Le nom
On me demande souvent d'où vient ce nom. Il n'y a pas une seule réponse, et c'est en partie pour cela que je l'ai gardé. Quatre fils le traversent, et ils n'étaient pas tous là quand je l'ai reçu.
Aghora est le nom spirituel que mon premier professeur m'a donné en 2016, au terme d'une série de rites de passage yogiques : de longues heures de pratique quotidienne pendant plusieurs années, des nuits entières assis en méditation, un jeûne à l'eau de sept jours, et quelques autres choses qui appartiennent à la pièce où elles ont eu lieu. Un nom comme celui-là ne se choisit pas, et au début il ne vous ressemble pas. Il m'a fallu des années pour grandir dedans.

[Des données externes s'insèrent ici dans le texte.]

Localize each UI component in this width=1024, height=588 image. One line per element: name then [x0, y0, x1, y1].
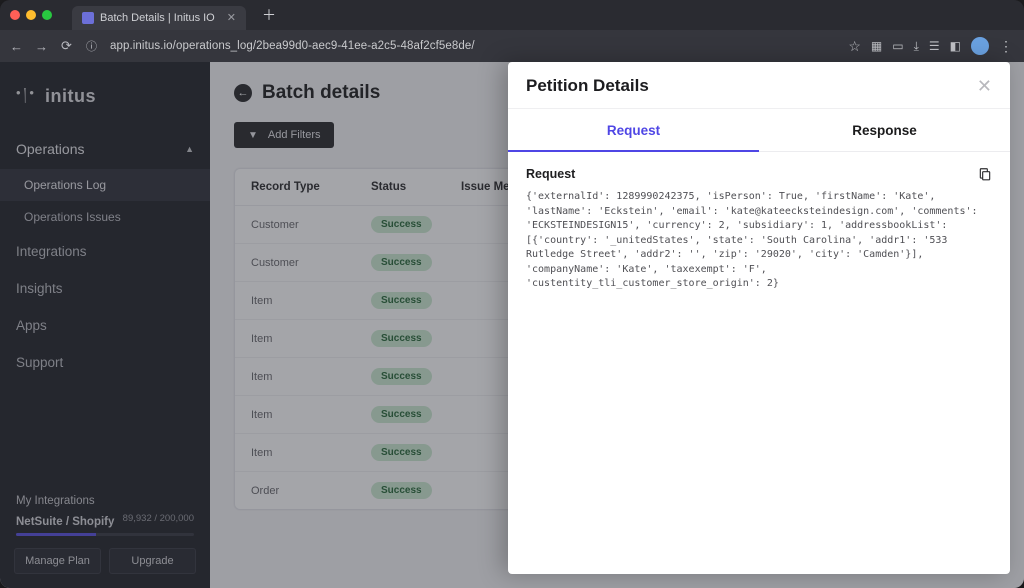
- site-info-icon[interactable]: ⓘ: [85, 38, 98, 54]
- extension2-icon[interactable]: ▭: [892, 39, 903, 53]
- panel-body: Request {'externalId': 1289990242375, 'i…: [508, 152, 1010, 574]
- panel-tabs: Request Response: [508, 109, 1010, 152]
- petition-details-panel: Petition Details ✕ Request Response Requ…: [508, 62, 1010, 574]
- browser-window: Batch Details | Initus IO ✕ ＋ ← → ⟳ ⓘ ap…: [0, 0, 1024, 588]
- tab-title: Batch Details | Initus IO: [100, 12, 215, 24]
- copy-icon[interactable]: [978, 166, 992, 182]
- window-zoom[interactable]: [42, 10, 52, 20]
- profile-icon[interactable]: [971, 37, 989, 55]
- close-icon[interactable]: ✕: [977, 77, 992, 95]
- address-field[interactable]: app.initus.io/operations_log/2bea99d0-ae…: [110, 40, 836, 52]
- toolbar-actions: ☆ ▦ ▭ ⤓ ☰ ◧ ⋮: [848, 37, 1014, 55]
- panel-header: Petition Details ✕: [508, 62, 1010, 109]
- titlebar: Batch Details | Initus IO ✕ ＋: [0, 0, 1024, 30]
- request-section-label: Request: [526, 167, 575, 181]
- tab-response[interactable]: Response: [759, 109, 1010, 152]
- sidepanel-icon[interactable]: ◧: [950, 39, 961, 53]
- tab-request[interactable]: Request: [508, 109, 759, 152]
- extensions-menu-icon[interactable]: ☰: [929, 39, 940, 53]
- window-close[interactable]: [10, 10, 20, 20]
- nav-reload-icon[interactable]: ⟳: [60, 38, 73, 54]
- browser-tab[interactable]: Batch Details | Initus IO ✕: [72, 6, 246, 30]
- panel-title: Petition Details: [526, 76, 649, 96]
- new-tab-button[interactable]: ＋: [262, 5, 276, 25]
- window-minimize[interactable]: [26, 10, 36, 20]
- url-bar: ← → ⟳ ⓘ app.initus.io/operations_log/2be…: [0, 30, 1024, 62]
- extension-icon[interactable]: ▦: [871, 39, 882, 53]
- tab-close-icon[interactable]: ✕: [227, 11, 236, 24]
- nav-back-icon[interactable]: ←: [10, 39, 23, 54]
- request-body[interactable]: {'externalId': 1289990242375, 'isPerson'…: [526, 190, 992, 292]
- favicon-icon: [82, 12, 94, 24]
- nav-forward-icon[interactable]: →: [35, 39, 48, 54]
- window-controls: [10, 10, 52, 20]
- bookmark-icon[interactable]: ☆: [848, 38, 861, 55]
- menu-dots-icon[interactable]: ⋮: [999, 38, 1014, 55]
- download-icon[interactable]: ⤓: [914, 39, 919, 54]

J'utilise toujours mon nom de naissance au quotidien, et j'ai depuis pris mes distances avec ce professeur (pourquoi j'ai quitté Agama). Le nom, lui, est une autre histoire. Sa fréquence et son sens sont restés proches de mon coeur tout du long, et si quelque chose a changé, c'est qu'ils sont devenus plus clairs avec la distance.
En sanskrit, a-ghora signifie « non terrible », « non effrayant ». Ghora, c'est le redoutable, l'obscur, tout ce qui vous fait reculer. Aghora est l'état où ce recul s'est dissous, parce que rien n'a été laissé dehors.
C'est aussi l'un des cinq visages de Shiva, le visage du sud, associé au feu et à la dissolution. Je trouve parlant que le visage qui réduit tout en cendres soit précisément celui qu'on appelle le doux. Ce que le feu emporte n'a jamais été vous.
Les Aghoris, la lignée qui porte ce nom, ont pris l'enseignement jusqu'au bout. Ils pratiquent là où les autres refusent d'aller, terrains de crémation compris, sur le principe que si tout est Shiva, alors rien n'est impur et rien ne mérite la peur. Je ne me suis jamais assis sur un terrain de crémation, mais je me reconnais profondément dans cette manière de marcher : sans peur, prêt à briser un tabou quand le tabou se dresse entre vous et la Vérité, prêt à descendre dans les endroits les plus sombres parce que Dieu s'y trouve aussi. Je n'ai jamais été attiré par la version propre et conventionnelle du chemin spirituel. Le fil du rasoir m'a toujours paru plus honnête.
Dans le Tantra du Cachemire, la tradition dans laquelle je me suis formé, le mot a une couche de plus. Les écritures décrivent trois sortes de shakti à l'oeuvre dans une vie humaine : les ghoratari, qui nous tirent vers le bas, les ghora, qui nous maintiennent où nous sommes, et les aghora, qui nous attirent vers ce que nous sommes déjà. Aghora, c'est le courant qui monte.
Dites le nom à voix haute et vous entendrez agora en portugais, ahora en espagnol. Les deux veulent dire maintenant.
Je ne l'avais pas prévu, et je n'aurais pas pu mieux faire. En Design Humain, la Porte 20 est la porte du Maintenant, et c'est l'une des énergies les plus présentes dans mon propre bodygraph. Dans les Clés Génétiques, elle va de la Superficialité à la Présence en passant par l'Assurance. C'est aussi l'énergie dans laquelle le collectif est appelé à entrer à partir de 2027, comme je l'ai écrit dans 2027 & The End of the Expert : un passage de l'autorité empruntée vers une connaissance directe, au présent. L'application de méditation que je construis s'appelle Aghora Now exactement pour cette raison. Tout ce que je partage, que ce soit le souffle, le silence ou la contemplation de votre propre design, a pour but de vous ramener ici.
Dans la Grèce antique, l'agora était la place ouverte où la cité se rassemblait pour commercer, débattre, écouter et être vue. Le mot vient d'un verbe qui signifie « rassembler ».
Le yoga n'a jamais été fait pour être pratiqué seul pour toujours. La présence s'approfondit en compagnie, et un professeur n'est que quelqu'un qui s'assied avec vous pendant que vous trouvez votre propre sol. Les séances, les écrits, l'application, les élèves qui passent ma porte à Uccle : voilà la place. Vous y êtes le bienvenu.